In inclusions, a foreign substance is introduced to the casting, changing dimension and developing a poor surface finish. It can be eliminated by using pure liquid metal and clean casting pieces of equipment.

Common Mistakes

Following are the common mistakes performed by students:

• Sometimes, students get confused between the various terms of casting components like caplet, chills, riser, and others.
• Sometimes, students get confused between the different types of patterns and their different allowances.
• Sometimes, students get confused with pattern material like aluminum pattern, alloy pattern, steel patter and others used in various casting processes.

Context and Applications

The topic metal casting is significant in various professional exams and courses in undergraduate, graduate, post graduate, doctorate level and others.

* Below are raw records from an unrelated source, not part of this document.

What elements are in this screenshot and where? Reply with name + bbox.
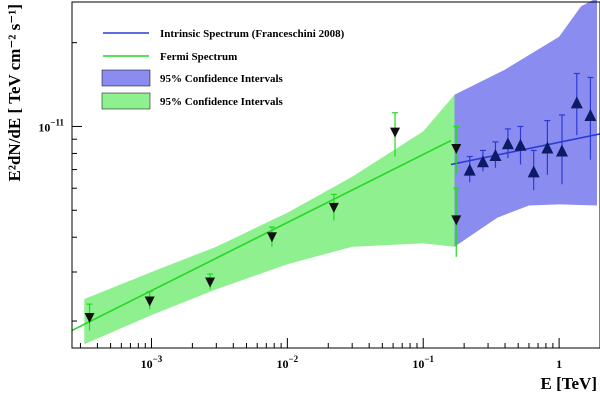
axis-ticks [72,42,600,348]
fermi-point-8 [451,143,462,154]
hess-point-4 [501,137,514,150]
hess-point-10 [584,108,597,121]
y-tick-label-1: 10−11 [38,117,64,134]
legend-label-3: 95% Confidence Intervals [160,73,284,85]
hess-point-5 [514,138,527,151]
hess-point-1 [463,163,476,176]
hess-point-7 [541,141,554,154]
x-axis-label: E [TeV] [540,374,597,393]
fermi-point-5 [328,202,339,213]
legend: Intrinsic Spectrum (Franceschini 2008) Fe… [101,28,345,110]
legend-box-4 [101,92,151,110]
fermi-fit-line [71,139,452,332]
confidence-bands [84,0,597,345]
x-tick-label-4: 1 [556,357,562,371]
x-tick-label-3: 10−1 [412,354,434,371]
fermi-point-3 [205,277,216,288]
fermi-point-1 [84,313,95,324]
intrinsic-confidence-band [454,0,597,247]
x-tick-label-2: 10−2 [277,354,299,371]
legend-label-1: Intrinsic Spectrum (Franceschini 2008) [160,28,345,40]
x-tick-label-1: 10−3 [141,354,163,371]
hess-point-6 [527,165,540,178]
plot-frame [71,1,600,349]
hess-point-2 [476,155,489,168]
legend-label-4: 95% Confidence Intervals [160,96,284,108]
hess-point-3 [489,148,502,161]
legend-label-2: Fermi Spectrum [160,51,237,63]
tick-labels: 10−3 10−2 10−1 110−11 [38,117,562,371]
fermi-point-6 [390,127,401,138]
data-points [84,72,597,331]
y-axis-label: E²dN/dE [ TeV cm⁻² s⁻¹] [5,4,24,181]
legend-box-3 [101,69,151,87]
fermi-point-7 [451,215,462,226]
fermi-confidence-band [84,94,455,345]
fermi-point-4 [266,232,277,243]
hess-point-8 [555,144,568,157]
fermi-point-2 [144,296,155,307]
hess-point-9 [570,96,583,109]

For example:

• Bachelor of Technology in Mechanical Engineering
• Bachelor of Technology in Production Engineering
• Master of Technology in Production Engineering
• Doctorate of Philosophy in Foundry

Related Concepts

• Manufacturing processes
• Production methods
• Foundry
• Alloy Manufacturing
• Liquid metal production

Practice Problems

Q1. Which of the following is a negative allowance?

1. Machining allowance

2. Shaking allowance

3.  Draft allowance

4.  None of these

Correct option: (b)

Explanation: In shaking allowance, the size of the shaft is more than the hole size, hence the allowance is considered as negative allowance.

Q2. The passage from the pouring basin to the mold cavity is known as ______?

1. Sprue
2. Runner
3. Riser
4. Core

Correct option: (a)

Explanation: In the casting process, the sprue is described as the passage that allows molten metal to move from the pouring basin to the mold cavity.

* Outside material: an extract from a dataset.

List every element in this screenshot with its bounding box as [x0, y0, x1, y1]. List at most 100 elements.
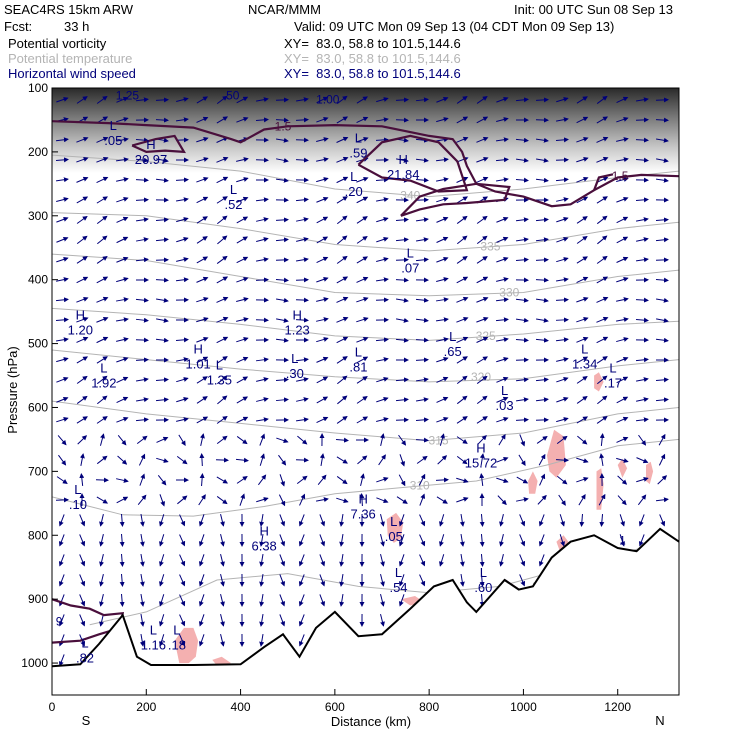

Q3. Grain fineness number represents _____?

1. Grain size
2. Number of grains
3. Grain boundary
4. Grain type

Correct option: (a)

Explanation: In order to evaluate the average size of the grain for any particular sample, the grain fineness number is calculated.

Q4. The casting process in which mold is rotated about its central axis is?

1. Sand casting
2. Investment casting
3. Centrifugal casting
4. Die casting

Correct option: (c)

Explanation: Centrifugal casting is utilized for making cylindrical objects like pipes, tubes, and others. Also, in the centrifugal casting process, the mold is rotated around its central axis for producing the molds.

Q5. Which of the following defect is eliminated by providing veins?

1. Shrinkage defect
2. Blowhole defect
3. Misrun
4. Inclusion

Correct option: (b)

Explanation: In metal casting, the presence of excessive amount of gas in the molten metal causes blowhole defect. In order to eliminate the blowholes level of ventilation is increased.